## Thursday, 14 March 2013

### Interesting Pi Fact )

The image above shows the locus of points on a rolling circle as it completes one revolution. It was Torricelli who first realized that the area under one arch of this curve was exactly three times the area of the given circle.

Several hundred years later (today) I was reading a post from Math Fun Facts page at Harvey Mudd College.

The very first one on their "most popular" for the day was a neat relation with a similarity to the cycloid fact shown above. It showed that if you roll a square, instead of a circle, and "Each time it comes to a rest, mark the position of the red dot. When the red dot again touches the line, stop. " When you connect these points with a straight lines, they cut off an area with an area exactly three times the area of the original square.
Then they add that, "The same holds for pentagons, hexagons, and any regular n-gon!"
Awesome (but what does that have to do with Pi you ask)..

I suddenly wondered what the area would be if we tracked the actual path of the corner rather than just marking the stopping point.
The firs arc is a circular arc between two adjacent edges so it would be a 90 degree arc with a radius of one side of the square, the distance between the two adjacent points. Easy so far, that part has an area of π /4 times the original square area.
The second arc will have a center on the point opposite the original corner, so it will have a radius equal to the diagonal of the square, and so a 90 degree arc for this will be 2 π/4 times the area of the square.
The final rotation will be another 90 degree rotation with a radius of one side length, so it too will have an area of π/4 times the original square.

And the total of the three areas will be exactly π. If you have read carefully, or if you examine the image of the path below, you will realize that this calculation so far has omitted two small triangles from the total area. These two triangles are each right triangles with legs of one unit, and thus together have the same areas as the original square. So the total area under the arcs is the area of the square added to π times the area of the original square (unless I am overlooking some hideous mathematical mistake, which I sometimes do)...

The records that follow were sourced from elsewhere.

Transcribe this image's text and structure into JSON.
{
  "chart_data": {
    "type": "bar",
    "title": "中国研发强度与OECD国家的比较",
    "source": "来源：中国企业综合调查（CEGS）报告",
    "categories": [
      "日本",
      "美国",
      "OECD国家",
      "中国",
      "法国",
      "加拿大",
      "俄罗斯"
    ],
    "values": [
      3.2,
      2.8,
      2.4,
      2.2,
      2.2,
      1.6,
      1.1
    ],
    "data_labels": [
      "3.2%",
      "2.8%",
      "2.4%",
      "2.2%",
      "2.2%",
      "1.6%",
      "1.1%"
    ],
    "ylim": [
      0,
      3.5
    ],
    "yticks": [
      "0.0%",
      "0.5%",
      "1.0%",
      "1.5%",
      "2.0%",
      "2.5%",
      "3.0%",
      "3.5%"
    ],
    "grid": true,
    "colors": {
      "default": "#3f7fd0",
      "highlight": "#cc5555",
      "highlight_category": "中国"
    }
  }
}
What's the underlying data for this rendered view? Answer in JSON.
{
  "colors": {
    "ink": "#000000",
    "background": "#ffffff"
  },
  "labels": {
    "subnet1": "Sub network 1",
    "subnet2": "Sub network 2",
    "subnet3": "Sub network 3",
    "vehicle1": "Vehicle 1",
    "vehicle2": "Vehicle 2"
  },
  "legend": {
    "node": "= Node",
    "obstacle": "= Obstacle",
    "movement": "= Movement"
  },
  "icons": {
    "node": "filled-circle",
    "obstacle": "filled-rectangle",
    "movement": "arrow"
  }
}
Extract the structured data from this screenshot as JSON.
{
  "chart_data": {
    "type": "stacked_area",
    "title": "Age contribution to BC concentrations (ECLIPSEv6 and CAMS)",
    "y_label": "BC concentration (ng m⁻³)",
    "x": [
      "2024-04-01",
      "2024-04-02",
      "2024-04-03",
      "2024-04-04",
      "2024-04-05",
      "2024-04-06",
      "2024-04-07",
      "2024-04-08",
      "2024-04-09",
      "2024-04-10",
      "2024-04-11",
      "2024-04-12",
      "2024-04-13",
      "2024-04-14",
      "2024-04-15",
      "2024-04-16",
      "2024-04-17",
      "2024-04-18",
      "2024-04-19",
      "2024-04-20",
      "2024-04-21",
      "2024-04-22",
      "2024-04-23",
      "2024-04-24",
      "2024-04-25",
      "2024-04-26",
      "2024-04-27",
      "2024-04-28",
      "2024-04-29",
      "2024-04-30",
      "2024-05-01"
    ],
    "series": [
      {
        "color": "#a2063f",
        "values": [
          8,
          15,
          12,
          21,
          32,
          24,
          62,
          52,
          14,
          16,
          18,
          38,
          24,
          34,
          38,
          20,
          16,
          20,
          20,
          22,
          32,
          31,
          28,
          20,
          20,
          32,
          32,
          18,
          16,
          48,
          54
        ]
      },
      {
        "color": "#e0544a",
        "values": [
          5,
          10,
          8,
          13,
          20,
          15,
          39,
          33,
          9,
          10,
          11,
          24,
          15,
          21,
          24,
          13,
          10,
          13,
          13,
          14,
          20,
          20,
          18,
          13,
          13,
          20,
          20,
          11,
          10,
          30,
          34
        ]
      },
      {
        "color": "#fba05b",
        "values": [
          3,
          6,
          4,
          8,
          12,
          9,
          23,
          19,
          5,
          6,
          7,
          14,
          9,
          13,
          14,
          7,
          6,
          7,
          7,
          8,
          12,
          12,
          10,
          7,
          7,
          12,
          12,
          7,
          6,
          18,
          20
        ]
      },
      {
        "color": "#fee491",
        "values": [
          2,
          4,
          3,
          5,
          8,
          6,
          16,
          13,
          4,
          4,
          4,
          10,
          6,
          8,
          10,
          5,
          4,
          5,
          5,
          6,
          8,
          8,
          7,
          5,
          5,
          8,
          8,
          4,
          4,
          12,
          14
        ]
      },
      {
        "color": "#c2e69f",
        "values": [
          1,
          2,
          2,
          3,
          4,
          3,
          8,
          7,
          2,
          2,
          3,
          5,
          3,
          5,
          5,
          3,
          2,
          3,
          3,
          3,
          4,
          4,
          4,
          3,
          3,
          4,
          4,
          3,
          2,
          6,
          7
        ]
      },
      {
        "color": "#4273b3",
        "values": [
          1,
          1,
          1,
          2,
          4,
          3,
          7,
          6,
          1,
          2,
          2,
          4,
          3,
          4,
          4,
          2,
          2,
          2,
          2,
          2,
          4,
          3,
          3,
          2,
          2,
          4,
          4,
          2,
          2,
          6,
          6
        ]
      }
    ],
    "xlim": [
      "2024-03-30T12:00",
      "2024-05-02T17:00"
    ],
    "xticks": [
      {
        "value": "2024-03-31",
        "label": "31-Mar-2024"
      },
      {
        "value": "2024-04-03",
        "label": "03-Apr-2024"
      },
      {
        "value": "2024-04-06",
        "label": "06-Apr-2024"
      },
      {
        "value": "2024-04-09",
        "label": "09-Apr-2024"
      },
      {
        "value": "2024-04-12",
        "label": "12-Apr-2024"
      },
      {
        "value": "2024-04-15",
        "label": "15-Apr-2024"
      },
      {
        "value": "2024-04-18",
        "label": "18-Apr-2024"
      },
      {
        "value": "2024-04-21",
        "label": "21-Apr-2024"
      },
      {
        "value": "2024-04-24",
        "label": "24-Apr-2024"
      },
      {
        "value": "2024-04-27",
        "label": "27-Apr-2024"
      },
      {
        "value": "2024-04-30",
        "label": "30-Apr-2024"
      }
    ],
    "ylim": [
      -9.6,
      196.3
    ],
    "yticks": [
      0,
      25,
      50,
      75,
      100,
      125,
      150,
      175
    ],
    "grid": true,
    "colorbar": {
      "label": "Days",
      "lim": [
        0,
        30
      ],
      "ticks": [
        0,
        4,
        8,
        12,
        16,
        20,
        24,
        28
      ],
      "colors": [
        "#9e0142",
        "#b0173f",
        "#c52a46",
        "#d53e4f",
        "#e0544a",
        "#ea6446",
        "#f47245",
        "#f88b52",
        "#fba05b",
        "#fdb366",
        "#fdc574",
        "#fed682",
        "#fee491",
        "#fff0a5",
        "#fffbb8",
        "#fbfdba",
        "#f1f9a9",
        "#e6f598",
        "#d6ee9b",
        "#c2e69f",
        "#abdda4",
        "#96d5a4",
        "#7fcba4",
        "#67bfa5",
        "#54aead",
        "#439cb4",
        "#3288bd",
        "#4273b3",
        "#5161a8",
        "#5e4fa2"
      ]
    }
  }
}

Maybe the neatest part is that I found this out on Pi day.... Sweet. The image of an equilateral triangle under rotation makes it clear that the area under the arcs is equal to the area of the original plus 2/3 of a circle with the same radius as the original sides of the triangle. Since the area of a unit equilateral triangle is sqrt(3)/4 I can't see much hope for a nice relation with other regular polygons, but will pursue when time allows to see what pops up. If you get time before me (or if this is one of the many things known to almost everyone but me) please advise.

I'm adding the rotation of the regular Pentagon here. In it, as in the triangle and square, it assumes that we get (n-1) arcs of degree 360/n with radii equal to the lengths of the chords from all the other n-1 points back to the point p we trace for our locus.  It is also true that the original figure seems to be equal to the missing area due to moving the center of radius from point to point.
My calculation of the area of the unit Pentagon was π times[3 2/5 + sqrt(5)].
For the moment it seems that the area is getting farther and farther from 3.  I Think I'm moving over to playing with polygons with a unit area which may make the calculations a little crazy. Out on a wing here looking for something pretty.